What has changed might not be recognized for another decade. There are the beginnings of an educated female class. Girls are going to school now – just not all of them, about 37 per cent. And only in the urban areas. I've met lots of mothers who are sending their girls to school and lots of young women who are training to be teachers.
Canada has invested in a teachers college in Kandahar — in particular, in building women's dorms so they can travel to the college from the rural areas to train and have somewhere to stay. That project came about in part because of the determination of Kandahar's governor, Toor Wesa, an Afghan Canadian, and his wife, whose own daughters were highly educated in Canada. Wesa returned to Kandahar to encourage similar opportunities for higher education there.
Kabul a different world from south
Kabul, which I visited in 2009 for the national elections, is like a different world from the south. Women wear business suits and not near as many burkas. Upstart television programs are taking on subjects that were taboo not long ago, such as domestic abuse, divorce and open political debate.
But every year that I returned to Kabul, the security barriers got higher, thicker and more numerous.

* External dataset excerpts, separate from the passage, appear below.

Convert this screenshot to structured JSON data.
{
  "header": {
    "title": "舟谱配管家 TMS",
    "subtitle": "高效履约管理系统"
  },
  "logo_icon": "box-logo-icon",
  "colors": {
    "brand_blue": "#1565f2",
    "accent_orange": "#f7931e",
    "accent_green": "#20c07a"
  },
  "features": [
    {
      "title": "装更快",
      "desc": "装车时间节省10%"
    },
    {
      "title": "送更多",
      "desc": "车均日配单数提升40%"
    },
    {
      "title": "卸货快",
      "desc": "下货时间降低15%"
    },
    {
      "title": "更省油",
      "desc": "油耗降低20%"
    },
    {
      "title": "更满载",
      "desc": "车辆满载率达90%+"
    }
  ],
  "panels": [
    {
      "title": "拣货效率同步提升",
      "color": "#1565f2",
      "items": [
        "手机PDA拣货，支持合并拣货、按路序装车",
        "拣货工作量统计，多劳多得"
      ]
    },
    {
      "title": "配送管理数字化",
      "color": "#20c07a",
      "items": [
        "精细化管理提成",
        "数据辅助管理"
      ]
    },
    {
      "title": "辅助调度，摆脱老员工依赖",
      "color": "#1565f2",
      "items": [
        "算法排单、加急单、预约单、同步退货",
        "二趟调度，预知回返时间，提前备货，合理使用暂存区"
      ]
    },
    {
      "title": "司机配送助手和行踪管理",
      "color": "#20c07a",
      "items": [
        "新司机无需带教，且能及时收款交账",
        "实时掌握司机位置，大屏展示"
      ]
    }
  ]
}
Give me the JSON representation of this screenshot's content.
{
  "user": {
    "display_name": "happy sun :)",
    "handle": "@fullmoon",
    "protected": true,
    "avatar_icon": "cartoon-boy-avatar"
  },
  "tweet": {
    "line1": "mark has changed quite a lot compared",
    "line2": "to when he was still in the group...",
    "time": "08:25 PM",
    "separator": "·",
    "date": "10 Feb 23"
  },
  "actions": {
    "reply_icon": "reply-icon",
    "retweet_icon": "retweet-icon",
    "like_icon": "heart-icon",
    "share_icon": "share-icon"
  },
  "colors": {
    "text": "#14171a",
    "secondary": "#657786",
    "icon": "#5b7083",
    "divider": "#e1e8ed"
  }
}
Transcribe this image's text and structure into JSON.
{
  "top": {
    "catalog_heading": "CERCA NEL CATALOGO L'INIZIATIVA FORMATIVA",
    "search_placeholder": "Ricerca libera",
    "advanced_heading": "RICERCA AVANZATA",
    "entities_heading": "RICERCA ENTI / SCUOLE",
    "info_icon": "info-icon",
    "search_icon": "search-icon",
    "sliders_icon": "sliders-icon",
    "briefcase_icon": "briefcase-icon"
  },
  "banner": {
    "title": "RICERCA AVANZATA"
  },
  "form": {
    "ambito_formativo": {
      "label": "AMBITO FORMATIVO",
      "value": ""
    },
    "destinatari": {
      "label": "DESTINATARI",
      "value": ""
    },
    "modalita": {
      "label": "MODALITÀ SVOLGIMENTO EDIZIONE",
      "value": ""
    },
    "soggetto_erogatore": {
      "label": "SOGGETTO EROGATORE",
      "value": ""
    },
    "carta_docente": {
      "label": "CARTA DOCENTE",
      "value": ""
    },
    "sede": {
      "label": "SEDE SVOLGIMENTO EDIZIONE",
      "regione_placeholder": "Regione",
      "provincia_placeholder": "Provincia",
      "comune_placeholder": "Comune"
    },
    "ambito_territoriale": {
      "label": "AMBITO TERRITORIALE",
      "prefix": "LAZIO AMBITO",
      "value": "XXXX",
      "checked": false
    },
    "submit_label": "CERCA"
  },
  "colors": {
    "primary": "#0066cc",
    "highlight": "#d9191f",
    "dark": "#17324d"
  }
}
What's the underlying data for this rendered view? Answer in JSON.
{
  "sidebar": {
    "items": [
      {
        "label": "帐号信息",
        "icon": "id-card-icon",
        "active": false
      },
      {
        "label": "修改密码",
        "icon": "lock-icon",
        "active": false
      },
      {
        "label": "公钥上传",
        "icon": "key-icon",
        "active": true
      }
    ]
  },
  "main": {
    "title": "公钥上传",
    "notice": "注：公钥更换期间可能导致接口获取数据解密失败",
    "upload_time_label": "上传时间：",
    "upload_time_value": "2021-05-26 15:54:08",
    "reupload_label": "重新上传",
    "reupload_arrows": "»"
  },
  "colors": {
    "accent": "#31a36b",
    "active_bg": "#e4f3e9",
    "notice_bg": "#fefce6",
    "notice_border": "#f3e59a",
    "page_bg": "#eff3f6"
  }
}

Suicide bombings, while not as frequent, still strike terror. And the city is breaking down under its population explosion and pollution.
But there is electricity — a big change. It is so common now that evening food markets string bright neon orange, yellow and green lights over their stalls. It looks festive. And in Kabul, which is now secured by Afghan security forces, you don't see as many armed convoys of international forces.
The government of Afghanistan has been the country's one constant, particularly, its president, Hamid Karzai, who was appointed interim leader in 2001, first elected in 2004 and re-elected in 2009.
The perception of him hasn't changed in that time. For many, he is a weak ineffectual leader; for others, he is the only choice to lead a still-divided country.
Canada will end its combat mission in Afghanistan in July and take up a training-only mission some time after that. Its effort in Afghanistan has not been futile — not at all — but there is much in the country that remains unchanged, and that is a worrying legacy.